BBC News 22 July 2021 - by Paul Rincon
Only a fraction of proteins made by the human genome have confirmed structures |
Artificial intelligence has been used to predict the structures of almost every protein made by the human body.
The development could help supercharge the discovery of new drugs to treat disease, alongside other applications.
Proteins are essential building blocks of living organisms; every cell we have in us is packed with them.
Researchers used a program called AlphaFold to predict the structures of 350,000 proteins belonging to humans and other organisms.
The instructions for making human proteins are contained in our genomes - the DNA contained in the nuclei of human cells.
There are around 20,000 of these proteins expressed by the human genome. Collectively, biologists refer to this full complement as the "proteome".
Commenting on the results from AlphaFold, Dr Demis Hassabis, chief executive and co-founder of artificial intelligence company Deep Mind, said: "We believe it's the most complete and accurate picture of the human proteome to date.
"We believe this work represents the most significant contribution AI has made to advancing the state of scientific knowledge to date.
"And I think it's a great illustration and example of the kind of benefits AI can bring to society." He added: "We're just so excited to see what the community is going to do with this."
Proteins are made up of chains of smaller building blocks called amino acids. These chains fold in myriad different ways, forming a unique 3D shape. A protein's shape determines its function in the human body.
The 350,000 protein structures predicted by AlphaFold include not only the 20,000 contained in the human proteome, but also those of so-called model organisms used in scientific research, such as E. coli, yeast, the fruit fly and the mouse.
This giant leap in capability is described by DeepMind researchers and a team from the European Molecular Biology Laboratory (EMBL) in the prestigious journal Nature.
AlphaFold was able to make a confident prediction of the structural positions for 58% of the amino acids in the human proteome.
The positions of 35.7% were predicted with a very high degree of confidence - double the number confirmed by experiments.
Traditional techniques to work out protein structures include X-ray crystallography, cryogenic electron microscopy (Cryo-EM) and others. But none of these is easy to do: "It takes a huge amount of money and resources to do structures," Prof John McGeehan, a structural biologist at the University of Portsmouth, told BBC News.

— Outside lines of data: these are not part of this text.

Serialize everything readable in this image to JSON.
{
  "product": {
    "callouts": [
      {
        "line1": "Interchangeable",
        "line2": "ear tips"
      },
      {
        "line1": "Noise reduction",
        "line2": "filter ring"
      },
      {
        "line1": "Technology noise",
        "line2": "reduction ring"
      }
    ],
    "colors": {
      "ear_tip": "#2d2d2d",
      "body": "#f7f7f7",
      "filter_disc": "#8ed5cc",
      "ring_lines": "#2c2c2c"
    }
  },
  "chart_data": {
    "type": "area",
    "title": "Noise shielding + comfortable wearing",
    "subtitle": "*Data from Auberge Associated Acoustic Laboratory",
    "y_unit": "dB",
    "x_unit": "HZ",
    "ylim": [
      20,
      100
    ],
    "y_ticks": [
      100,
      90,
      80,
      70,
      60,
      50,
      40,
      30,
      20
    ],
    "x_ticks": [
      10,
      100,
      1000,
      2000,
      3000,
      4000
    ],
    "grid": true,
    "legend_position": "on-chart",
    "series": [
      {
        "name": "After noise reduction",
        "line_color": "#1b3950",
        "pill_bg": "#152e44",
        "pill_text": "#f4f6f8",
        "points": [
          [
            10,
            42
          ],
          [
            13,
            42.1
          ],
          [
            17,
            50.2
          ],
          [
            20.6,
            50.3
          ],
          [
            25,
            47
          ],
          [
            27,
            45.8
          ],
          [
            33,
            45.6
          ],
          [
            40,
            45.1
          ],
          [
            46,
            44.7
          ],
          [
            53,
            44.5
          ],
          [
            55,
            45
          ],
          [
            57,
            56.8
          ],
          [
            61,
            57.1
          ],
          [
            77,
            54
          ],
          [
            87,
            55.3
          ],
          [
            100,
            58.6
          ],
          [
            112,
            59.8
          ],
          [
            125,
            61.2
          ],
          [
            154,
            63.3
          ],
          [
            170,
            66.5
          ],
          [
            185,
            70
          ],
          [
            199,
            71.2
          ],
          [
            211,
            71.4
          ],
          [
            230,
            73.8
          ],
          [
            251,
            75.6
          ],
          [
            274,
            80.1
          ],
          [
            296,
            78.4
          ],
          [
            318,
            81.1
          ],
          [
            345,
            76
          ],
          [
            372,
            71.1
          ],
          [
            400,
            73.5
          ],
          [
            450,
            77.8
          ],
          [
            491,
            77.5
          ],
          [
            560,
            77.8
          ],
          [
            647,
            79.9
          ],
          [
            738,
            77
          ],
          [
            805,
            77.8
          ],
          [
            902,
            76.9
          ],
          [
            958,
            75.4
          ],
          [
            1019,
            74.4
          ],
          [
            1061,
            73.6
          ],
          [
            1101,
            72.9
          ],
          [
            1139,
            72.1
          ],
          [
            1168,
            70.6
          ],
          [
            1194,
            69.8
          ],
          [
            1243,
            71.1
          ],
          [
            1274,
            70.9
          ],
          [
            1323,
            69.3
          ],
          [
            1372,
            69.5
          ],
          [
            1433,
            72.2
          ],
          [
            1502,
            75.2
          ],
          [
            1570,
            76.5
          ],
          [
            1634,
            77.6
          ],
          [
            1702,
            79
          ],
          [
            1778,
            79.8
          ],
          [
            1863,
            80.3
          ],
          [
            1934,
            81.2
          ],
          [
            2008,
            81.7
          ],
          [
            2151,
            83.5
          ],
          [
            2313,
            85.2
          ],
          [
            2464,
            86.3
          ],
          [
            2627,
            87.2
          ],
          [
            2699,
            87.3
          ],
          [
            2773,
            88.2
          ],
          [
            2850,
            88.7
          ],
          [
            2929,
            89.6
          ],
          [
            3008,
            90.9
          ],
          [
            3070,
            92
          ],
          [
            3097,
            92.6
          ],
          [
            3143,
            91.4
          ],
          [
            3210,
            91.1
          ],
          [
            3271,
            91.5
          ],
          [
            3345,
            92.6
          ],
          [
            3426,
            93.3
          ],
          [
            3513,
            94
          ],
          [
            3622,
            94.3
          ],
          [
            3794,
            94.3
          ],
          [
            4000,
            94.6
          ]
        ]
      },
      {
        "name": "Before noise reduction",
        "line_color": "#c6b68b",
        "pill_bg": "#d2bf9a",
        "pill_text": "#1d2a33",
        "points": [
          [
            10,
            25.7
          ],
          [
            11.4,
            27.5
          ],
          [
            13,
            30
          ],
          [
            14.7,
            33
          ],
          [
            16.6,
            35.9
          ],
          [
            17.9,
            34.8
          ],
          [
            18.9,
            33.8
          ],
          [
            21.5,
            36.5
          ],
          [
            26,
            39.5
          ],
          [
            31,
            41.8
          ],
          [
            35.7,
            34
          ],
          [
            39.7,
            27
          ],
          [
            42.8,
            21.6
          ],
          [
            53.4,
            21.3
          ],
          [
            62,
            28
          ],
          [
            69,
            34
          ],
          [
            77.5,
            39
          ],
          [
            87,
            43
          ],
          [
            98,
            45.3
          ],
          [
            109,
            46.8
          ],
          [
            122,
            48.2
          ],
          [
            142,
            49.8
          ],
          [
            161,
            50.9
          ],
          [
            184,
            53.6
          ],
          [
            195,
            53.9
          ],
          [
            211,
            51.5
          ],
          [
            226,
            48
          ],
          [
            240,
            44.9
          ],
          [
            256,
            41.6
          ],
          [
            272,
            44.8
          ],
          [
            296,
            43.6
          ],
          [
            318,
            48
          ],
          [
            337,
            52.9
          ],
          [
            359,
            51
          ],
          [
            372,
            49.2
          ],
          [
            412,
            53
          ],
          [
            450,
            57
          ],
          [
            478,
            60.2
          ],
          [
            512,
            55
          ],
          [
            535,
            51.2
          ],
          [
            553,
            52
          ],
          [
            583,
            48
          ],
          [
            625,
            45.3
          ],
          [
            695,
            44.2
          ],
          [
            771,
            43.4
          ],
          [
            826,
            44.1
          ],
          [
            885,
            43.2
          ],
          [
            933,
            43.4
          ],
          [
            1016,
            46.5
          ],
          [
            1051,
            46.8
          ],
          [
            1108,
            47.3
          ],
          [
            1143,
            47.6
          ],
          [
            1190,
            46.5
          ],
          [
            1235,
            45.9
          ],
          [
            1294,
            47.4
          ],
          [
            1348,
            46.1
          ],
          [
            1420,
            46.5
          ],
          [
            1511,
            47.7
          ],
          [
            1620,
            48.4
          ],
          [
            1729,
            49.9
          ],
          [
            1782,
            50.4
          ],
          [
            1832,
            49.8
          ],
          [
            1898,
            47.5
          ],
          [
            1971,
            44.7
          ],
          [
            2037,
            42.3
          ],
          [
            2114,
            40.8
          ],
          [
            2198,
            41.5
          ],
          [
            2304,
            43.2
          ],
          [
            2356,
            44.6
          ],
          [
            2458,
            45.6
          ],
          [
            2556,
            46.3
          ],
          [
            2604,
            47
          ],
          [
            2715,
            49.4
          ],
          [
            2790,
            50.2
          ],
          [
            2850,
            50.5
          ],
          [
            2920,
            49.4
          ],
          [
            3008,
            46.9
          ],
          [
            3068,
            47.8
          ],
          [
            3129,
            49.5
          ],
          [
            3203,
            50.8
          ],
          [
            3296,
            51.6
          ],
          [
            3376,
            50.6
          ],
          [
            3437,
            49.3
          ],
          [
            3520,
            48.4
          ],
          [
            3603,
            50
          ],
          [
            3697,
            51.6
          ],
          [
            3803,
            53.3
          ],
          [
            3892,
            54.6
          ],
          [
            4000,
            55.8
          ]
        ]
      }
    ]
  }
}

Therefore, the 3D shapes are often determined as part of targeted scientific investigations, but no project until now had systematically determined structures for all the proteins made by the body.
In fact, just 17% of the proteome is covered by a structure confirmed experimentally.
Commenting on the predictions from AlphaFold, Prof McGeehan said: "It's just the speed - the fact that it was taking us six months per structure and now it takes a couple of minutes. We couldn't really have predicted that would happen so fast."
"When we first sent our seven sequences to the DeepMind team, two of those we already had the experimental structures for. So we were able to test those when they came back. It was one of those moments - to be honest - where the hairs stood up on the back of my neck because the structures [AlphaFold] produced were identical."
Prof Edith Heard, from EMBL, said: "This will be transformative for our understanding of how life works. That's because proteins represent the fundamental building blocks from which living organisms are made."
"The applications are limited only by our understanding."
Those applications we can envisage now include developing new drugs and treatments for disease, designing future crops that can resist climate change, and enzymes that can break down the plastic that pervades the environment.
Prof McGeehan's group is already using AlphaFold's data to help develop faster enzymes for degrading plastic. He said the program had provided predictions for proteins of interest whose structures could not be determined experimentally - helping accelerate their project by "multiple years".
Dr Ewan Birney, director of EMBL's European Bioinformatics Institute, said the AlphaFold predicted structures were "one of the most important datasets since the mapping of the human genome".
DeepMind has teamed up with EMBL to make the AlphaFold code and protein structure predictions openly available to the global scientific community.
Dr Hassabis said DeepMind planned to vastly expand the coverage in the database to almost every sequenced protein known to science - over 100 million structures.